Chrysikopoulos et al (4) found that the splenium of the corpus callosum was affected more often than was the body and genu. They attributed this to the greater incidence of posterior cerebral artery infarcts compared with anterior cerebral artery infarcts. In our series, all of the lesions involved the genu, body, or both, whereas none involved the splenium. The difference in the location of the infarcts in our study, as compared with that reported by Chrysikopoulos et al, may be due to the difference in the patient population; ie, patients with diabetes and hypertension develop generalized atherosclerosis, which in turn increases the incidence of anterior circulation infarction. Isolated anterior cerebral artery infarcts are rare, accounting for 0.6% of all cerebral infarcts (6). Chrysikopoulos et al (4) found evidence of hemorrhage in about 25% of their cases, whereas there was no evidence of hemorrhage in any of our cases. Thus, the presence of hemorrhage may suggest infarct, but the absence of hemorrhage should not exclude the diagnosis. Infarcts of the corpus callosum may exhibit a variable degree of mass effect. Mass effect is commonly seen in stroke, but when it occurs in a region such as the corpus callosum where stroke is often not considered, it suggests other entities that would require biopsy. Enhancement is often seen by the end of the 1st week and can persist for many weeks (7, 8). In many of our cases, the abnormal signal intensity or enhancement or both crossed the midline, unusual for infarct but not for tumor.

Clinically, infarcts of the corpus callosum are frequently associated with neuropsychiatric symptoms, mainly interhemispheric disconnection syndromes (9). In addition, specific syndromes such as dyspraxia contralateral to a paretic limb (10, 11) and alien hand syndrome (12, 13) have been reported, and an isolated gait disorder has been described in relation to lacunes in the anterior portion of the corpus callosum (12).

Conclusion

Infarcts of the corpus callosum are uncommon and have not been well documented in the radiologic literature.

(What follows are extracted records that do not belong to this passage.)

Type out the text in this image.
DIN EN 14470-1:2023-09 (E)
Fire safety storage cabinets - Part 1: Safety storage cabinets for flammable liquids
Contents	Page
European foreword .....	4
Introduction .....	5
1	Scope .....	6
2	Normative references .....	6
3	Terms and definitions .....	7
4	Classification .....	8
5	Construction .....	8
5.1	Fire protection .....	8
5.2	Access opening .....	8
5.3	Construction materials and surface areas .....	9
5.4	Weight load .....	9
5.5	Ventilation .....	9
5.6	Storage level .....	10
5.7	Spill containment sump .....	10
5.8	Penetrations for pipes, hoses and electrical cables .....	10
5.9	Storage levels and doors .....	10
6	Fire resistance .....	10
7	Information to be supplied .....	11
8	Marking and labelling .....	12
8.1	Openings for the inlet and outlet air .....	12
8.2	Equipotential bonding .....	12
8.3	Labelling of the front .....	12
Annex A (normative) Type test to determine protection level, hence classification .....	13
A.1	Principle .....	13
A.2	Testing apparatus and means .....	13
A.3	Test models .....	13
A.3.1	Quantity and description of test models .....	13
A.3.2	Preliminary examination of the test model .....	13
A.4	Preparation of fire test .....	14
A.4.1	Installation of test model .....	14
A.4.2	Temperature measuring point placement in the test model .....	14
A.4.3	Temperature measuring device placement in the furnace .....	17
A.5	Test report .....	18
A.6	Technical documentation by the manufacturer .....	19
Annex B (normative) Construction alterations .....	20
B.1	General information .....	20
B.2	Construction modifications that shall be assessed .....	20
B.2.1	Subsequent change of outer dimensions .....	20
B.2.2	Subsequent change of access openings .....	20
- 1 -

They may present atypically with slowly evolving and non-localizing signs and symptoms that are more suggestive of tumor. They may exhibit tumorlike enhancement and extend across the midline. Unnecessary biopsy can be avoided by understanding the varied clinical and radiologic features of infarcts of the corpus callosum and by using appropriate imaging studies, including diffusion-weighted imaging, perfusion imaging, and spectroscopy, if available, or MR angiography and follow-up examination. Diffusion-weighted imaging, perfusion imaging, and spectroscopy were not available at our institutions when these patients underwent imaging studies.